The question: Melt ice cubes in a glass of water, and the water level will not change. Can the same be said for ice floating in the ocean?
The answer: There is a common misconception that sea level change comes only from ice attached to land, and not from floating sea ice. Although that is mostly true, it turns out that there is an effect, even if it is minor.
An often-overlooked ingredient makes a significant difference: saltiness. Various studies show that because floating ice is made of fresh water, it actually increases sea level slightly when it melts into the salty sea – unlike what happens in your water glass.
A floating object, like an iceberg or other sea ice, displaces its own weight in water. But fresh water is less dense than salt water. So, when floating ice melts and becomes liquid, it takes up more volume than the seawater it displaced when it was ice, raising sea level. This has about 3% the effect of grounded ice-melt and raises sea level.
This process becomes important when accounting for the total sea level rise, said Gavin Schmidt, the director of NASA’s Goddard Institute for Space Studies.
“Obviously, if you’ve got a huge glacier that falls into the sea, that raises sea level more than a floating ice shelf melting does,” he said. “But it’s not zero, and the reason why it’s not zero speaks to the complexities of the system.”
Fresh water flowing into the ocean also can have broader implications.
“The effect of water going into the ocean or fresh water going into the ocean is not just on sea level,” he said. “It also changes the stratification; it also changes potentially the carbon dioxide uptake and the temperature trends.”
Why it’s important: While their effects might be minimal, these floating bodies of ice still contributed about .04 inches (1.1 millimeters) to sea level between 1994 and 2017 and are important to understanding these changes accurately.
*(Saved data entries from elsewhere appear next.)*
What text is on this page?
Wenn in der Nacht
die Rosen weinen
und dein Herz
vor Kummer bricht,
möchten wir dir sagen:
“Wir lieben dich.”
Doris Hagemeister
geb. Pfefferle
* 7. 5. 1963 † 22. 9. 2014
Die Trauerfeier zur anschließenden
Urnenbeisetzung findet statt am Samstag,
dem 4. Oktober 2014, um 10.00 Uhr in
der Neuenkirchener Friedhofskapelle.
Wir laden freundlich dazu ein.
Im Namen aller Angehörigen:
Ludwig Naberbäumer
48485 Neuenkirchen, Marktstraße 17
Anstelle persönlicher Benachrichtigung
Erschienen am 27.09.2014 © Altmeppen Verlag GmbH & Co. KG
“If you only looked at the grounded ice change, you’d actually be underestimating the effect of the freshwater addition by about half,” Schmidt said. “So, understanding and keeping track of the floating ice bit is important for those direct effects and then also those small sea level effects.”
These factors should be included in the broader discussion of sea level, he said, and he hopes new climate models will reflect the details of ocean-ice shelf interactions, particularly in Antarctica.
“It’s one more thing that we need to monitor,” he said. “We need to get a better understanding of what’s happening under ice shelves. Currently, there are no global climate models that include these effects, or that can predict these effects. And that should be fixed.”